The AWS CloudFormation template that you used in Step 5.1 created the DynamoDB table that you can use to test your application. Add one row exactly like in the following screenshot so that you can get some results when you test your application end to end. The Lambda function that retrieves data from the ADFSSecretData DynamoDB table only retrieves data from rows where the email matches the one used to log in to Active Directory. To achieve this, you pass the event.requestContext.authorizer.claims.email.object within the Lambda function. This object contains the email that you used to log in to Active Directory.
Now you’re ready to test the end-to-end application.

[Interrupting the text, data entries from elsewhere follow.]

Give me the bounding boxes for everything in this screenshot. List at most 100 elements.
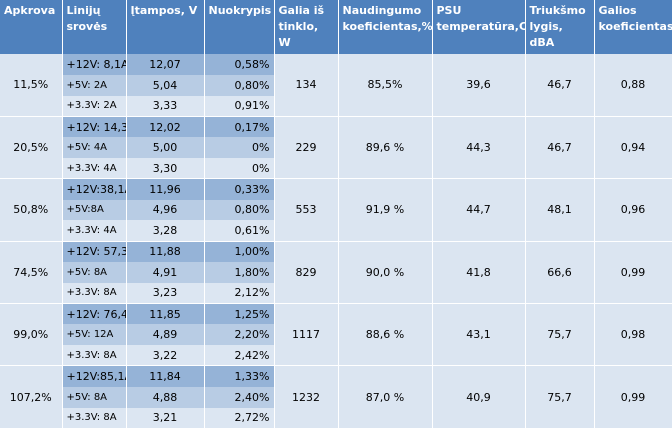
voltage-cell: 3,23 — [126, 282, 205, 305]
input-power-cell: 134 — [274, 54, 339, 117]
table-row: +5V: 4A 5,00 0% — [0, 137, 672, 158]
line-current-cell: +3.3V: 4A — [62, 220, 127, 242]
header-efficiency: Naudingumo koeficientas,% — [338, 0, 433, 54]
voltage-cell: 3,28 — [126, 220, 205, 242]
table-row: +3.3V: 8A 3,22 2,42% — [0, 345, 672, 367]
header-voltages: Įtampos, V — [126, 0, 205, 54]
psu-temperature-cell: 43,1 — [432, 303, 526, 367]
input-power-cell: 1117 — [274, 303, 339, 367]
psu-temperature-cell: 39,6 — [432, 54, 526, 117]
load-cell: 107,2% — [0, 365, 63, 429]
input-power-cell: 1232 — [274, 365, 339, 429]
line-current-cell: +3.3V: 2A — [62, 95, 127, 117]
deviation-cell: 1,00% — [204, 241, 275, 262]
voltage-cell: 3,21 — [126, 407, 205, 429]
voltage-cell: 4,89 — [126, 324, 205, 346]
noise-level-cell: 46,7 — [525, 54, 595, 117]
voltage-cell: 3,33 — [126, 95, 205, 117]
deviation-cell: 2,72% — [204, 407, 275, 429]
power-factor-cell: 0,96 — [594, 178, 672, 242]
voltage-cell: 11,84 — [126, 365, 205, 387]
header-noise-level: Triukšmo lygis, dBA — [525, 0, 595, 54]
table-row: +3.3V: 4A 3,30 0% — [0, 157, 672, 180]
line-current-cell: +3.3V: 4A — [62, 157, 127, 180]
load-cell: 99,0% — [0, 303, 63, 367]
voltage-cell: 5,04 — [126, 74, 205, 96]
table-row: +3.3V: 8A 3,23 2,12% — [0, 282, 672, 305]
table-row: +3.3V: 8A 3,21 2,72% — [0, 407, 672, 429]
load-cell: 20,5% — [0, 116, 63, 180]
table-row: +5V: 12A 4,89 2,20% — [0, 324, 672, 346]
voltage-cell: 12,02 — [126, 116, 205, 138]
voltage-cell: 4,91 — [126, 261, 205, 283]
header-load: Apkrova — [0, 0, 63, 54]
deviation-cell: 0% — [204, 137, 275, 158]
power-factor-cell: 0,99 — [594, 241, 672, 305]
header-row: Apkrova Linijų srovės Įtampos, V Nuokryp… — [0, 0, 672, 54]
noise-level-cell: 75,7 — [525, 303, 595, 367]
line-current-cell: +12V: 57,3A — [62, 241, 127, 262]
efficiency-cell: 89,6 % — [338, 116, 433, 180]
deviation-cell: 0,61% — [204, 220, 275, 242]
voltage-cell: 11,96 — [126, 178, 205, 200]
line-current-cell: +5V:8A — [62, 199, 127, 221]
table-body: 11,5% +12V: 8,1A 12,07 0,58% 134 85,5% 39,6 46,… — [0, 54, 672, 429]
deviation-cell: 0,80% — [204, 74, 275, 96]
efficiency-cell: 91,9 % — [338, 178, 433, 242]
header-input-power: Galia iš tinklo, W — [274, 0, 339, 54]
line-current-cell: +5V: 8A — [62, 261, 127, 283]
table-row: +3.3V: 4A 3,28 0,61% — [0, 220, 672, 242]
power-factor-cell: 0,88 — [594, 54, 672, 117]
noise-level-cell: 48,1 — [525, 178, 595, 242]
deviation-cell: 0% — [204, 157, 275, 180]
deviation-cell: 2,20% — [204, 324, 275, 346]
efficiency-cell: 87,0 % — [338, 365, 433, 429]
power-factor-cell: 0,94 — [594, 116, 672, 180]
line-current-cell: +3.3V: 8A — [62, 345, 127, 367]
line-current-cell: +12V: 14,3A — [62, 116, 127, 138]
input-power-cell: 553 — [274, 178, 339, 242]
input-power-cell: 229 — [274, 116, 339, 180]
voltage-cell: 5,00 — [126, 137, 205, 158]
deviation-cell: 0,58% — [204, 54, 275, 75]
voltage-cell: 4,96 — [126, 199, 205, 221]
deviation-cell: 2,12% — [204, 282, 275, 305]
noise-level-cell: 46,7 — [525, 116, 595, 180]
power-factor-cell: 0,99 — [594, 365, 672, 429]
header-power-factor: Galios koeficientas — [594, 0, 672, 54]
table-row: 107,2% +12V:85,1A 11,84 1,33% 1232 87,0 % 40,9… — [0, 365, 672, 429]
deviation-cell: 2,42% — [204, 345, 275, 367]
voltage-cell: 11,88 — [126, 241, 205, 262]
line-current-cell: +5V: 12A — [62, 324, 127, 346]
efficiency-cell: 88,6 % — [338, 303, 433, 367]
power-factor-cell: 0,98 — [594, 303, 672, 367]
input-power-cell: 829 — [274, 241, 339, 305]
deviation-cell: 1,33% — [204, 365, 275, 387]
deviation-cell: 0,91% — [204, 95, 275, 117]
header-line-currents: Linijų srovės — [62, 0, 127, 54]
noise-level-cell: 75,7 — [525, 365, 595, 429]
line-current-cell: +3.3V: 8A — [62, 407, 127, 429]
psu-temperature-cell: 40,9 — [432, 365, 526, 429]
voltage-cell: 4,88 — [126, 386, 205, 408]
deviation-cell: 0,80% — [204, 199, 275, 221]
voltage-cell: 12,07 — [126, 54, 205, 75]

Open the CloudFront URL in your browser and choose Enter. This should immediately take you to the web app landing page. From there, you’re automatically redirected to the Amazon Cognito hosted UI. You should see a screen like this:
After you choose your SAML provider, you should be redirected to your AD FS infratructure to get a login screen like this:
Note: If there’s an error, make sure that there’s a mapping in the hosts file for your AD FS server, with the appropriate hostname or public IP address of the EC2 instance where the AD FS infrastructure is hosted
Enter Bob’s email address for Username (like in the previous screenshot), and the password we defined in Active Directory.  If the login is successful, you’re redirected back to the web app with a valid ID and access tokens, as shown in this screenshot:
If you click Refresh, you’ll get back the data that you stored in DynamoDB, as shown here:

Summary

In this walkthrough, you federated users from AD FS, and successfully authenticated those users to our REST API that’s hosted on API Gateway.
The SAML federation feature in Amazon Cognito helps you set up and integrate your apps with multiple SAML IdPs. By using Amazon Cognito’s SAML federation capabilities, your apps don’t need to handle the type of SAML IdP that they are interacting with. Amazon Cognito takes care of it on behalf of your application.